Further, other than conclusory allegations, petitioner has not provided proof that respondent’s actions concerning the calculation of class rank in May 2019 were motivated by retaliatory or improper animus.[4]  As explained above, respondent’s actions were reasonable and supported by the record; I cannot conclude that they were irrational, let alone retaliatory or improper.  Additionally, I note that respondent could have designated M.S. the class salutatorian, but instead chose to have M.S. share the distinction of valedictorian with M.P.  This further undermines petitioner’s claim of retaliatory or improper motive.

Therefore, based on this record, I am unable to conclude that respondent changed M.S.’s class rank in retaliation for petitioner having been “a vocal critic” of respondent.  The record before me demonstrates that respondent’s policy and procedures for selecting a valedictorian are reasonable; that it followed its policies in this case; and that its designation of co-valedictorians was neither arbitrary nor capricious.  I, therefore, find no basis to substitute my judgment in this matter (see Appeal of P.F., 49 Ed Dept Rep, Decision No. 16,039, Appeal of Pesce, 47 id. 497, Decision No. 15,765; Appeal of Jobson 47 id. 347, Decision No. 15,719).
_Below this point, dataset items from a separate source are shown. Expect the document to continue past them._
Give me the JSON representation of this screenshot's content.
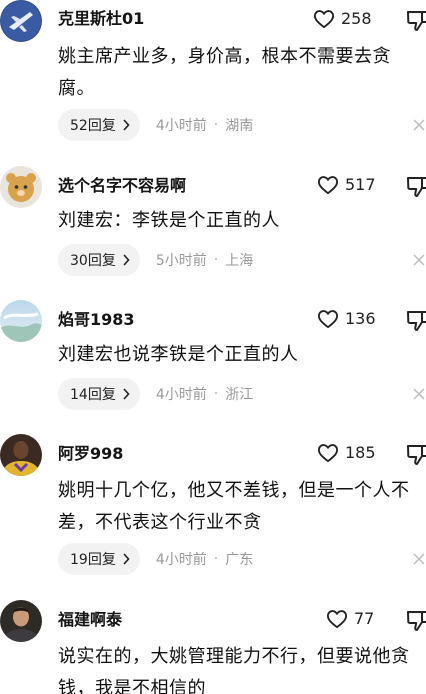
{
  "comments": [
    {
      "username": "克里斯杜01",
      "likes": "258",
      "text": "姚主席产业多，身价高，根本不需要去贪腐。",
      "replies": "52回复",
      "time": "4小时前",
      "location": "湖南"
    },
    {
      "username": "选个名字不容易啊",
      "likes": "517",
      "text": "刘建宏：李铁是个正直的人",
      "replies": "30回复",
      "time": "5小时前",
      "location": "上海"
    },
    {
      "username": "焰哥1983",
      "likes": "136",
      "text": "刘建宏也说李铁是个正直的人",
      "replies": "14回复",
      "time": "4小时前",
      "location": "浙江"
    },
    {
      "username": "阿罗998",
      "likes": "185",
      "text": "姚明十几个亿，他又不差钱，但是一个人不差，不代表这个行业不贪",
      "replies": "19回复",
      "time": "4小时前",
      "location": "广东"
    },
    {
      "username": "福建啊泰",
      "likes": "77",
      "text": "说实在的，大姚管理能力不行，但要说他贪钱，我是不相信的"
    }
  ],
  "meta_separator": "·",
  "icons": {
    "like": "heart-outline-icon",
    "dislike": "thumbs-down-icon",
    "reply_chevron": "chevron-right-icon",
    "close": "close-icon"
  },
  "colors": {
    "reply_pill_bg": "#f2f2f2",
    "meta_text": "#9a9a9a",
    "body_text": "#111111"
  }
}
In light of this disposition, I need not address the parties’ remaining contentions.

THE APPEAL IS DISMISSED.

END OF FILE

 

[1] The record indicates that, in his senior year, M.S. had been taking several college courses at Orange County Community College.

 

[2] Although every student in the 2019 MFA class could conceivably be affected by an appeal that adjusts the grade ranking, it appears from the record that respondent’s district only awards distinctive titles to the first and second highest grade earners in a given class.  Therefore, I find that only those individuals whose status as valedictorian or salutatorian could be affected by the instant appeal are necessary parties; the effect on the remainder of the class is incidental (cf. Appeal of Handsman, 58 Ed Dept Rep, Decision No. 17,596 [“a requirement that every student or district resident who could be adversely affected by an order setting aside a district policy be joined as a necessary party would be unworkable and contrary to public policy”]).

 

[3] Petitioner contends that respondent’s policy was to determine class rank on the basis of final grades, and not on third quarter grades.

 

[4] During the pendency of this appeal, petitioner sent several extra submissions, in letters dated July 9, July 18, and July 30, 2019, beyond the pleadings allowed for by 8 NYCRR 275.3(a).  However, petitioner did not comply with those portions of the practice regulations governing additional submissions in appeals and other proceedings before the Commissioner (8 NYCRR §§275.3[b], 276.5[a]).  Therefore, I decline to consider petitioner’s additional submissions.